Nearly three-quarters of Home Depot's customers are nonprofessional do-it-yourselfers who have a lot of questions. What the Atlanta-based company has done is to create a how-to culture in which customers feel comfortable asking those questions: It's audience participation - as - retailing. From the moment they enter one of the chain's cavernous stores (whose average size is 110,000 square feet, with another 28,000 square feet in the lawn-and-garden department), customers are drawn into casual dialogues aimed less at selling a particular product than at establishing a long-term relationship. "It looks informal, but it's a very deliberate part of our culture," explains Don Harrison, 54, manager of public relations.
For example, unlike other warehouse-style retailers, Home Depot doesn't use "greeters" -- employees who intercept customers at the front door and then direct them to items in the store. "We don't want customers simply being pointed to lumber on aisle nine," Harrison says. "We want employees to take customers to aisle nine and, along the way, to engage customers in a conversation and to find out what they really need."
The basic message: Putting on a good talk show is as much about listening as it is about talking. Just as Oprah and Leno listen carefully to gauge a guest's mood and then shift an interview accordingly, so each of the roughly 150 floor reps at a typical Home Depot outlet must be adept at sizing up customers. In split seconds, a floor rep like McMillan has to assess everything from the customers' mental state (gardening customers, for example, are nearly always in better moods than those who have plumbing questions) to their competencies and expectations -- usually by asking questions that draw customers out, without embarrassing them or exposing their ignorance. What is the customer building today? A deck? Well, just how familiar is the customer with pressure-treated lumber? Or with the benefits of brass screws? McMillan often takes his cues from the products that customers already have in their carts or in their hands. "Then I just expand on that," he says.
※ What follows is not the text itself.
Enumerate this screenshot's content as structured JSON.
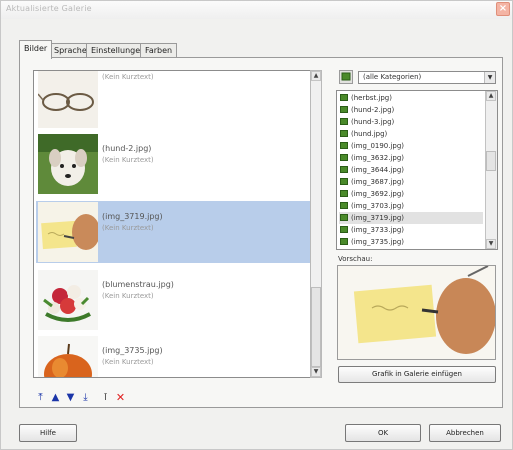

The key, says McMillan, is to recognize that most customers are as anxious to get good information as they are to buy a particular product. "People will ask, 'How do I install a dimmer switch?' " says Harrison, "and I'll say, 'First step is, turn off the power.' And they'll say, 'How do I turn off the power?' So I'll say, 'You turn off the power at the electrical panel.' And they say, 'Where's that?' "
Such exchanges serve a dual purpose: They save customers from having to make extra trips for so-called secondary purchases (which, according to company research, are almost always made at neighborhood hardware stores, rather than at Home Depot outlets). More important, they establish the feeling that employees are there to answer a customer's questions, even if that means not making a sale during the customer's first visit to the store.